Brazil: Economy records sharpest contraction since Q2 2021 in Q4 2022
The Brazilian economy ended 2022 on a sour note. The cumulative 1,175 basis points in Central Bank hikes from March 2021 to August 2022 succeeded in cooling the economy: GDP contracted 0.2% on a seasonally adjusted quarter-on-quarter basis in the final quarter of the year, contrasting the 0.3% expansion tallied in the third quarter. Q4’s reading marked the worst result since Q2 2021 and was largely priced in by markets.
The quarterly downturn was broad-based, with private and public spending, fixed investment and exports all weakening. Domestically, fixed investment contracted 1.1% in Q4 (Q3: +2.6% s.a. qoq). Meanwhile, private consumption growth waned to 0.3% in Q4 (Q3: +1.0% s.a. qoq). A lower unemployment rate in the period (Q4: 8.1%; Q3: 8.9%), together with moderating price pressures in Q4, likely prevented a larger spending deceleration. Additionally, public consumption growth moderated to 0.3% in Q4 (Q3: +1.2% s.a. qoq).
Turning to the external sector, exports of goods and services increased 3.5% on a seasonally adjusted quarterly basis in the fourth quarter, which was below the third quarter’s 3.7% expansion. Meanwhile, imports of goods and services contracted 1.9% in Q4 (Q3: +5.5% s.a. qoq). Consequently, the external sector contributed 0.8 percentage points to overall growth, an improvement from the prior quarter’s neither contribution nor detraction.

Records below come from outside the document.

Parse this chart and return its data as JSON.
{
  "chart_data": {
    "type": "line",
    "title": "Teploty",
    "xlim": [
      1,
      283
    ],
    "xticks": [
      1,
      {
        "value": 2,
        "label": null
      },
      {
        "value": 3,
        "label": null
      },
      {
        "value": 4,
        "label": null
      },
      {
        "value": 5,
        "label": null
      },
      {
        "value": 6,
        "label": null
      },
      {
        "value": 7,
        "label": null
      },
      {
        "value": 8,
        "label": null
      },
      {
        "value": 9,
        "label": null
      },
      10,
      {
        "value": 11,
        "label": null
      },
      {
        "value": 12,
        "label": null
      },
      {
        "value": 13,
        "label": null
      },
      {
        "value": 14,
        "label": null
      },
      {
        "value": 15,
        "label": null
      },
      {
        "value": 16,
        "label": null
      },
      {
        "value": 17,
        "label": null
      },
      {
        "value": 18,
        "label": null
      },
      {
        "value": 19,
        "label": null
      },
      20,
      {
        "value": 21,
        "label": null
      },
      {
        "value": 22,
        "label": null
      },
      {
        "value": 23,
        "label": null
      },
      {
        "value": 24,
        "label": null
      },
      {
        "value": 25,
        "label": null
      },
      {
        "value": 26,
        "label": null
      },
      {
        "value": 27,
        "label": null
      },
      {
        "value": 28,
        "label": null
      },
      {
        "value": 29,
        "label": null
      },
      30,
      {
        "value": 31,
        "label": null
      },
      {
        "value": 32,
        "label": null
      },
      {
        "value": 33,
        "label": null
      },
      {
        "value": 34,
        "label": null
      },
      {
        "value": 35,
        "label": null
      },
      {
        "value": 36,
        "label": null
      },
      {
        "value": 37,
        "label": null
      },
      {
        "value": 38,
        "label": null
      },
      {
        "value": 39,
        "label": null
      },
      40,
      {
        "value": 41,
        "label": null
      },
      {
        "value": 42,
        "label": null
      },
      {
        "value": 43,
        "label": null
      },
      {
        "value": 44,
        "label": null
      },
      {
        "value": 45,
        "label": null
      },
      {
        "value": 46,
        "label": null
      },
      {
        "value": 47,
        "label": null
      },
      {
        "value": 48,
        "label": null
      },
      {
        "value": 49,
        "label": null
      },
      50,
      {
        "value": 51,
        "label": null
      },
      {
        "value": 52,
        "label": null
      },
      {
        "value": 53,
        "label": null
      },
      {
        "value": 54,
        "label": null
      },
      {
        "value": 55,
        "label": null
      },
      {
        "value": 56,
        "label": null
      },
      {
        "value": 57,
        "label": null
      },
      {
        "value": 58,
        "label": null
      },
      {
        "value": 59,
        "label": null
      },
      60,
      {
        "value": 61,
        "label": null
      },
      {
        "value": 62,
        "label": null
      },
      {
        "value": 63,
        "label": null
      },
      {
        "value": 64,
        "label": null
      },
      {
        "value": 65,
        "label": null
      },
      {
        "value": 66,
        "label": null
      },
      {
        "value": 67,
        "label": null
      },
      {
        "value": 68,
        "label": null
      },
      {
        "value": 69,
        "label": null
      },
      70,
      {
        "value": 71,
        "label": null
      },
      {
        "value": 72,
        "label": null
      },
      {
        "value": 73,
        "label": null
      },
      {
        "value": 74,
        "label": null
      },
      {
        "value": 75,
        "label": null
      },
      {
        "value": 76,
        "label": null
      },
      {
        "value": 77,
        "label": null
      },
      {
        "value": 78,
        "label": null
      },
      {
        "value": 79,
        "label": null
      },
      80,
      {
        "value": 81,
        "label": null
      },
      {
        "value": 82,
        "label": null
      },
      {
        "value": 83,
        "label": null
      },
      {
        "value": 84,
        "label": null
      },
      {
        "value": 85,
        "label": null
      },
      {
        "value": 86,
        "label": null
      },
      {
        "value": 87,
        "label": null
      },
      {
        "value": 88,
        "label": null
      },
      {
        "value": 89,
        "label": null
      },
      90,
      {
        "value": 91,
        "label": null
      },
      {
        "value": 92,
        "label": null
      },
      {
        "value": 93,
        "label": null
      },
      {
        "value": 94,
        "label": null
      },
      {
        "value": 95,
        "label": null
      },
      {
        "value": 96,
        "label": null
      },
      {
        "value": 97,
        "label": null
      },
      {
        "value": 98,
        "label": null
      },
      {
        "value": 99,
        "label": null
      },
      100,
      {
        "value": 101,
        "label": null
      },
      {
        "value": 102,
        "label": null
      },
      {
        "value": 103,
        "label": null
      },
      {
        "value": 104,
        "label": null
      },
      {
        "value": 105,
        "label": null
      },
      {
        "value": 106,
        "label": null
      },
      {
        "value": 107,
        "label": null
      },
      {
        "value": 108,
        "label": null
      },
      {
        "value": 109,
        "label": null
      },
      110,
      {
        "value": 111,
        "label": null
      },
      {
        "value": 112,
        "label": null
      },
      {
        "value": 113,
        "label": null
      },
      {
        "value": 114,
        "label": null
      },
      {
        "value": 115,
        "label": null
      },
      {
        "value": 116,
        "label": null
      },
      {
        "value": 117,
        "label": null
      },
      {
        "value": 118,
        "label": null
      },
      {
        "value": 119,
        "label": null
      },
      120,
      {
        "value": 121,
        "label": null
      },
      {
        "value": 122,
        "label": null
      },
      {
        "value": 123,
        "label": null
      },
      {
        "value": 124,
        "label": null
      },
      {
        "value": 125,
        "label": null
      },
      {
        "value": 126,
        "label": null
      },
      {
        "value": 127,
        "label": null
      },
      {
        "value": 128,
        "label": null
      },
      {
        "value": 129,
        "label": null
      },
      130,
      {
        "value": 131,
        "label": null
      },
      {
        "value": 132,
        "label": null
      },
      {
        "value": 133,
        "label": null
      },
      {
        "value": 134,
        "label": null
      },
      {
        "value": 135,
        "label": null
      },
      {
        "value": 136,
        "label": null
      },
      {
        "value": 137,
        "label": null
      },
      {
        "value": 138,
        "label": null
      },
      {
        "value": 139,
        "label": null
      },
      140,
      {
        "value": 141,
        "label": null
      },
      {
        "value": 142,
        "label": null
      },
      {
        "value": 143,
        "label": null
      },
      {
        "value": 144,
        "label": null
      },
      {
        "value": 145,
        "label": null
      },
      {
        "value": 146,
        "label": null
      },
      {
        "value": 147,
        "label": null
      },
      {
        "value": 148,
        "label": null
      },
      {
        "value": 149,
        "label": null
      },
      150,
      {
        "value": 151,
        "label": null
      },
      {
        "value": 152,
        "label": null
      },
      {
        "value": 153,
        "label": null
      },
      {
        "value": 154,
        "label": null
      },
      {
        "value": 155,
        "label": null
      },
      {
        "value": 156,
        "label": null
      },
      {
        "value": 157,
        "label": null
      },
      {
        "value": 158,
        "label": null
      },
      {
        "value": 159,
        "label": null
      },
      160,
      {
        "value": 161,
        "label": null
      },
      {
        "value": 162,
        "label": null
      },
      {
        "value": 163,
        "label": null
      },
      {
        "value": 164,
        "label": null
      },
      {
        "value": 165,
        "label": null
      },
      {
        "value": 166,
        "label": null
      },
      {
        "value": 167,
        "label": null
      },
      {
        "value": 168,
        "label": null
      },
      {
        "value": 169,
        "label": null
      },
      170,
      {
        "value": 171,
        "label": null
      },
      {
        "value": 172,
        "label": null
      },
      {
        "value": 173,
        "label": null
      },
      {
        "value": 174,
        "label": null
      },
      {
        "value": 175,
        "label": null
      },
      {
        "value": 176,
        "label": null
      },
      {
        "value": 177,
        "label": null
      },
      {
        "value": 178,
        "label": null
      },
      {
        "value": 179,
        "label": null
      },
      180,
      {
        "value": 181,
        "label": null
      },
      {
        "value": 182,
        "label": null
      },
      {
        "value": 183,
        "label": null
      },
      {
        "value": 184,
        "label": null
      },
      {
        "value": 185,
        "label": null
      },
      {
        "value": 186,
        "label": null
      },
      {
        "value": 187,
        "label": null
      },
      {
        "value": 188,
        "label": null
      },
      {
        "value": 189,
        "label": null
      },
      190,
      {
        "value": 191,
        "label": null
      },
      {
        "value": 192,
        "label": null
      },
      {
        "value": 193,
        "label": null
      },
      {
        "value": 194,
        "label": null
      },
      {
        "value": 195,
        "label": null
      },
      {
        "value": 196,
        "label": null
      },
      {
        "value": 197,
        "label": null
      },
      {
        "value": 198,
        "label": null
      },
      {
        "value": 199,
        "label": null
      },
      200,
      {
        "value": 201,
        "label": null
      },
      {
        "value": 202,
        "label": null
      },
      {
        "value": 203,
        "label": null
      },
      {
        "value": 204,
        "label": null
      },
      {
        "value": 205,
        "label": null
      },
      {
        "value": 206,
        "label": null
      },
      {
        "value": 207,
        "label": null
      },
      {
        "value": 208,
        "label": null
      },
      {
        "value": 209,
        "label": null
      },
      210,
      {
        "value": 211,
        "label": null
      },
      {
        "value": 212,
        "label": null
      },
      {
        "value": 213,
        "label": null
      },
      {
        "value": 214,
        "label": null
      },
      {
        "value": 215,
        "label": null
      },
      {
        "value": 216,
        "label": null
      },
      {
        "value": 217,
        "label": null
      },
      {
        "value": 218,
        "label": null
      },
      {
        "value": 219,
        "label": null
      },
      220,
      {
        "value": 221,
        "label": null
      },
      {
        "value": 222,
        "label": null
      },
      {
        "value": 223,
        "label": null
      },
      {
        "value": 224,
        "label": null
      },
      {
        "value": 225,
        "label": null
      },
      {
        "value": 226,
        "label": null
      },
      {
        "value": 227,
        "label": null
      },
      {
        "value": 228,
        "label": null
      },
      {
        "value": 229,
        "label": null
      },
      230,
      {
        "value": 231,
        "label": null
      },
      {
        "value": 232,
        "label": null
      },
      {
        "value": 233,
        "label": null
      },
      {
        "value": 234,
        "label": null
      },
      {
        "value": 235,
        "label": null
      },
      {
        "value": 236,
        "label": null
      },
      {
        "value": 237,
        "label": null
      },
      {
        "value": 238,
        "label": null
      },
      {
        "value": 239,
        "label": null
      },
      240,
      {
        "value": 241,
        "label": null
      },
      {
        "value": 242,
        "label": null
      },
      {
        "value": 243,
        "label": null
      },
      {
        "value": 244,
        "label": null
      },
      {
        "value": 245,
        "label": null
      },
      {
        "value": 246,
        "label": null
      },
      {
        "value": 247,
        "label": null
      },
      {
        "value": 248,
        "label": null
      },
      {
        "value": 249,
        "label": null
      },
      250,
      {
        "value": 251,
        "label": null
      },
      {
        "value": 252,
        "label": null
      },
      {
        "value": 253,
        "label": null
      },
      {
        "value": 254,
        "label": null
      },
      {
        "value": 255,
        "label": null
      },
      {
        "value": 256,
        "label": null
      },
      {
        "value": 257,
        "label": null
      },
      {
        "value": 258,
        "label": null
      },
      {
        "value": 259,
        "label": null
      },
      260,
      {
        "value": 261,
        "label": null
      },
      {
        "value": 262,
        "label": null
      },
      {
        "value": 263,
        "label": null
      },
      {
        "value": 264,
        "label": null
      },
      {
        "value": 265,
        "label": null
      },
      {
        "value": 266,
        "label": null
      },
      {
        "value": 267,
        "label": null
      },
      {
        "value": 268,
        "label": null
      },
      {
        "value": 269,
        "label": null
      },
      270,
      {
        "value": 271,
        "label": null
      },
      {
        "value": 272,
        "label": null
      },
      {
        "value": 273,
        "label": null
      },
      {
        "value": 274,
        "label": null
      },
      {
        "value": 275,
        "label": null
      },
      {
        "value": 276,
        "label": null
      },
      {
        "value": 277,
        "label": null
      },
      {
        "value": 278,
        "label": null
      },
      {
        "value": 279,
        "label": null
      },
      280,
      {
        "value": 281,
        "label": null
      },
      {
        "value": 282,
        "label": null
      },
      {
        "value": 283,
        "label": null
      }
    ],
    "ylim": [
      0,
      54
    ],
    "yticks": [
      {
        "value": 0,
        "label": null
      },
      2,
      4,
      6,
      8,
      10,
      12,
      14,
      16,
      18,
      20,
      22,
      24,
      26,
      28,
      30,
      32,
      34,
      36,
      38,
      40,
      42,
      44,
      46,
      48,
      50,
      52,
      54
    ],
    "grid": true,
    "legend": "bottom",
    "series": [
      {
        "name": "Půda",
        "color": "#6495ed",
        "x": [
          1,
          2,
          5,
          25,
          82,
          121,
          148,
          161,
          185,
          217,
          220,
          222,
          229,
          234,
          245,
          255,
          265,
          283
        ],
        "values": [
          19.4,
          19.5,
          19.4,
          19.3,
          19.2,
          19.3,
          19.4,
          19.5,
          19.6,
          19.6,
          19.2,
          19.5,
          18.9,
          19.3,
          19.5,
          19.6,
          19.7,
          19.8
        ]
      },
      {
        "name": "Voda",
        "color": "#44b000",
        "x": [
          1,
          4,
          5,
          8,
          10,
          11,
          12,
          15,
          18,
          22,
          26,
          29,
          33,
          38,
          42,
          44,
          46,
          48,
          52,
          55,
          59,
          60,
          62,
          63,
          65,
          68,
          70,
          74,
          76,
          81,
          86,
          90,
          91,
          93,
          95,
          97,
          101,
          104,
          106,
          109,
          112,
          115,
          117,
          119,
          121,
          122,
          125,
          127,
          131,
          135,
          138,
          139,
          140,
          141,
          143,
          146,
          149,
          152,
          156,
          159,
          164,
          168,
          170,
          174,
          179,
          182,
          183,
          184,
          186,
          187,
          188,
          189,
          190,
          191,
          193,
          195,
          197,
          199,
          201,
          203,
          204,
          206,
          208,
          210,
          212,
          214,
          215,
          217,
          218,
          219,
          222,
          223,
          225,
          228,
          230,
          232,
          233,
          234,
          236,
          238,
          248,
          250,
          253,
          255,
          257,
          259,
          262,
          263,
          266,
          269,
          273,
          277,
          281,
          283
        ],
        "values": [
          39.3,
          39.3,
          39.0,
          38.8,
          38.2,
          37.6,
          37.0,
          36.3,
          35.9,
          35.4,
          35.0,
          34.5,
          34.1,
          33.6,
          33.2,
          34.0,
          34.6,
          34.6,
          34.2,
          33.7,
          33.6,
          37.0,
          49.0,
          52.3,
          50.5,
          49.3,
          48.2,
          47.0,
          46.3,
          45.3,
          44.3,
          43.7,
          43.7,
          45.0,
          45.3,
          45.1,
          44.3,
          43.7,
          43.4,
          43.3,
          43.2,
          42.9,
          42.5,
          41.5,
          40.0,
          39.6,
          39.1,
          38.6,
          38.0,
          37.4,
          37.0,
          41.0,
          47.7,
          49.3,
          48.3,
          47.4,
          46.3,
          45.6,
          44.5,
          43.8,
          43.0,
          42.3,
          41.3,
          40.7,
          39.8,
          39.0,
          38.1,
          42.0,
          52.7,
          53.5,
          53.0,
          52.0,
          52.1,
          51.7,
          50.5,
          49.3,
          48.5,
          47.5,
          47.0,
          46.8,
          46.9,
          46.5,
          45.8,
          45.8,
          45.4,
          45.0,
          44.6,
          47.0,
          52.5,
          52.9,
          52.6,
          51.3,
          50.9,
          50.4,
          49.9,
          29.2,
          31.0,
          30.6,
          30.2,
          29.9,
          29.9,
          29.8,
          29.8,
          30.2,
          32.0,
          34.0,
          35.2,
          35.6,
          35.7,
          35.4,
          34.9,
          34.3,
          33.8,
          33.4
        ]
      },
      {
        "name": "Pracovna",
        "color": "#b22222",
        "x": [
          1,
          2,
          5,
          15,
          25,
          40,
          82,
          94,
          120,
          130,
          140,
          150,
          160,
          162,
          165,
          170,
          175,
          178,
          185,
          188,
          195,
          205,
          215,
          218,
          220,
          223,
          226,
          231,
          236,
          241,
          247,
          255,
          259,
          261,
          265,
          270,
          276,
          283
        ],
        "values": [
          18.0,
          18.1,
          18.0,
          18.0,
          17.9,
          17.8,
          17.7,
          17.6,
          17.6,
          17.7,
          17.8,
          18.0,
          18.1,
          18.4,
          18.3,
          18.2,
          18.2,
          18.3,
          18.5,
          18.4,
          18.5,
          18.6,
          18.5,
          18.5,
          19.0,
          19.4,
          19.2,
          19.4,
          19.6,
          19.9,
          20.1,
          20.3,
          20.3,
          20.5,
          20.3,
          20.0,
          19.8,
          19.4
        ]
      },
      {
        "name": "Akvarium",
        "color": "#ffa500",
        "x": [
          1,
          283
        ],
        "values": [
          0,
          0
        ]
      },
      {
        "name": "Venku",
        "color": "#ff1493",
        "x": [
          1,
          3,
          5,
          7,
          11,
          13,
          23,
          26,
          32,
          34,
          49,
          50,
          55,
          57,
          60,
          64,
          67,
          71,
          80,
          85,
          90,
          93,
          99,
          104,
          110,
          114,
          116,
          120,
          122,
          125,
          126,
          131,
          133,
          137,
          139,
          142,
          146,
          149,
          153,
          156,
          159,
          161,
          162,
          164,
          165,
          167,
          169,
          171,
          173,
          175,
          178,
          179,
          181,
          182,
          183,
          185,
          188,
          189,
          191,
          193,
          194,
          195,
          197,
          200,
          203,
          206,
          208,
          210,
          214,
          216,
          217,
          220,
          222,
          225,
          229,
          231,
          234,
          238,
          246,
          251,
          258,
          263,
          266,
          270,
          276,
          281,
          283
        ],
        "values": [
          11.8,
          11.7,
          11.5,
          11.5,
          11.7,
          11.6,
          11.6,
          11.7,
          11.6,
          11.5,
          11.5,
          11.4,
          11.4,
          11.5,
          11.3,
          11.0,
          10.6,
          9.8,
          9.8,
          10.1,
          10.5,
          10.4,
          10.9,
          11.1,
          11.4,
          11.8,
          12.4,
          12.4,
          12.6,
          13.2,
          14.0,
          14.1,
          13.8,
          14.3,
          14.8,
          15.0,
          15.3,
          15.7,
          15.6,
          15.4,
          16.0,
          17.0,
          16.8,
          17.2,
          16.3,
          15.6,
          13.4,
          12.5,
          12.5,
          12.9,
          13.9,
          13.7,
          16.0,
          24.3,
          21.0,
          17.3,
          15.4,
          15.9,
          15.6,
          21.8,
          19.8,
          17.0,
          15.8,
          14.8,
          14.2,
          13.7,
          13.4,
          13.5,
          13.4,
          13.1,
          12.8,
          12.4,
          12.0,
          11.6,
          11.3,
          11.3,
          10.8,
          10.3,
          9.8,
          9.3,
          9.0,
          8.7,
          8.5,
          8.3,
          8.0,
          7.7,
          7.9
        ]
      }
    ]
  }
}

On an annual basis, economic growth cooled to 1.9% in Q4 from the previous quarter’s 3.6% expansion. Q4’s reading marked the slowest growth since Q1 2021 and surprised markets on the downside; a 2.2% expansion had been expected. The figure brought overall annual growth for 2022 to 2.9%, nearly halving from 2021’s 5.0% post-pandemic rebound.
Reflecting on the growth outlook for 2023, analysts at the EIU said:
“We recognise upside and downside risks. Higher social spending, debt relief for poor households and an 8.9% minimum-wage rise will put a floor under private consumption and overall GDP growth amid still-high interest rates, elevated inflation and a softening labour market. Nevertheless, there is a risk that these stimulatory factors delay the start of monetary easing until later in the year, weighing on investment.”